To remove a cutter from a Collet Spindle:

  1. Loosen the Draw Bar. Holding the top pulley on the spindle, rotate the Draw Bar counterclockwise to open or 'unclamp' the Collet. Generally a quarter to a half of a turn is sufficient.

  2. Holding the Draw Bar with one hand, loosen and remove the cutter from the Draw Bar with the other hand (remember,  clockwise to loosen, counterclockwise to tighten).

 

"Zeroing" Cutters

 

A cutter is considered 'zeroed' when the tip of the cutter is flush with the bottom of the nose cone when the micrometer is in the 'zero' position. Zeroed cutters provide a reference for which a desired depth may be 'dialed in' at the micrometer. It is common practice to zero all of your cutters at one time.  Click here to see an example.

Important Note:  If you are going to be using a Vacuum Chip Removal System, please install the vacuum foot nose cone in place of the standard steel nose cone prior to performing the following procedure.
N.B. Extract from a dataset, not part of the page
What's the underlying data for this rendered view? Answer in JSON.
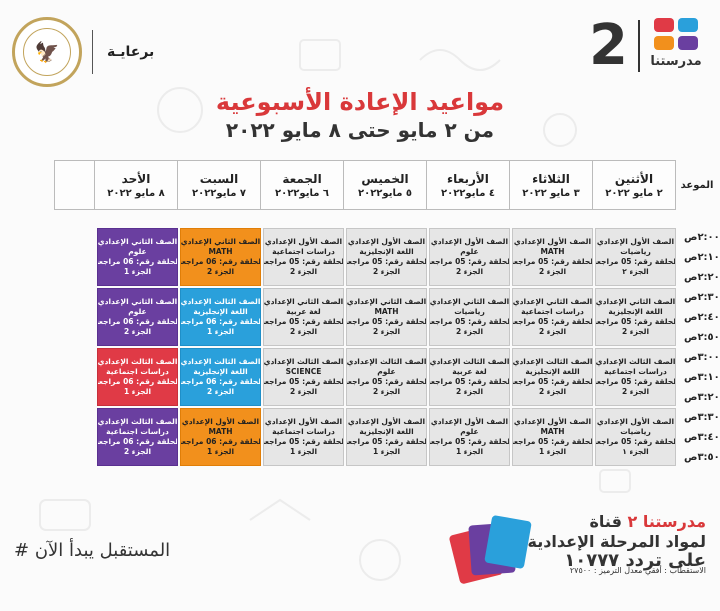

Keep in mind that a vacuum foot is also referred to as a 'nose cone'.

 

Tools Needed:

To Zero a Cutter:

  1. Rotate the micrometer to the right until you no longer hear the 'clicks' created by the micrometer and the micrometer stop.

  2. Rotate the micrometer back to the left until the zero (0) lines up with the micrometer stop.

  3. Rotate the micrometer to the left three complete turns (passing zero (0) twice and then stopping on zero (0) on the last rotation).

  4. Install a cutter in the spindle.

  5. Place the flat piece of engraving stock under the nose cone and hold it flush to the bottom of the nose cone. (If the cutter is protruding beyond the bottom of the nose cone, you will have raise it by loosening the set screw in the brass cutter knob with the cutter wrench, and pushing or pulling the cutter up into the spindle)

It may be easier to move the Spindle out over the engraving area, and bring the nose cone down to the material surface rather then using a flat piece of material. This requires fewer 'hands' and will speed up this process for zeroing many cutters. Depending on your experience level in the Xenetech software, you can use the power of the machine to place the Spindle over the engraving surface and pause it, or simply place the 'STEPPER MOTOR' switch on the Pendant to 'OFF' and manually move the X, Y, and Z axes by rotating their respective knobs (see pages 2 and 3 in chapter 1). REMEMBER to place this switch back to the 'AUTO' or 'LOCK' position.

  1. Loosen the set screw in the brass cutter knob with the cutter wrench, and lower the cutter so that it rests flush with the bottom of the nose cone (the tip of the cutter will be sitting on the flat piece of engraving stock). Note: If using a collet spindle, you may have to loosen the Draw Bar to release the clamping of the cutter by the Collet in order to complete this step.

  2. Retighten set screw in the brass cutter knob.  Repeat steps 4 through 8 for the rest of your cutters.

 

Setting Engraving Depth

 

With your cutters now 'zeroed', it is a simple matter of 'dialing in' the correct depth using the micrometer. Please note that this procedure for setting an engraving depth is valid only when using zeroed cutters and using the nose cone to control your engraving depth (standard steel nose cone or vacuum foot).

  1. Install the desired cutter.

  2. Determine the desired depth you wish to engrave based on the material and application (in thousandths of an inch, i.e. 0.020 = 20 thousandths of an inch).

  3. Rotate the micrometer to the right from the zero location 20 'clicks'. One 'click' on the micrometer represents 1/1000th of an inch (0.001 inches). The micrometer should display twenty (20) at the position of the micrometer stop.

It is good practice to return the micrometer back to the zero location after use of the engraver. In the above example, rotate the micrometer back to the left twenty 'clicks'.

 

The above procedure describes depth settings based on the use of a nose cone. There may be occasions where a nose cone may not be desirable (for burnishing on engravers brass or aluminum, or milling into brass or aluminum). To set the depth in these occasions, see Using Manual Cutter Set.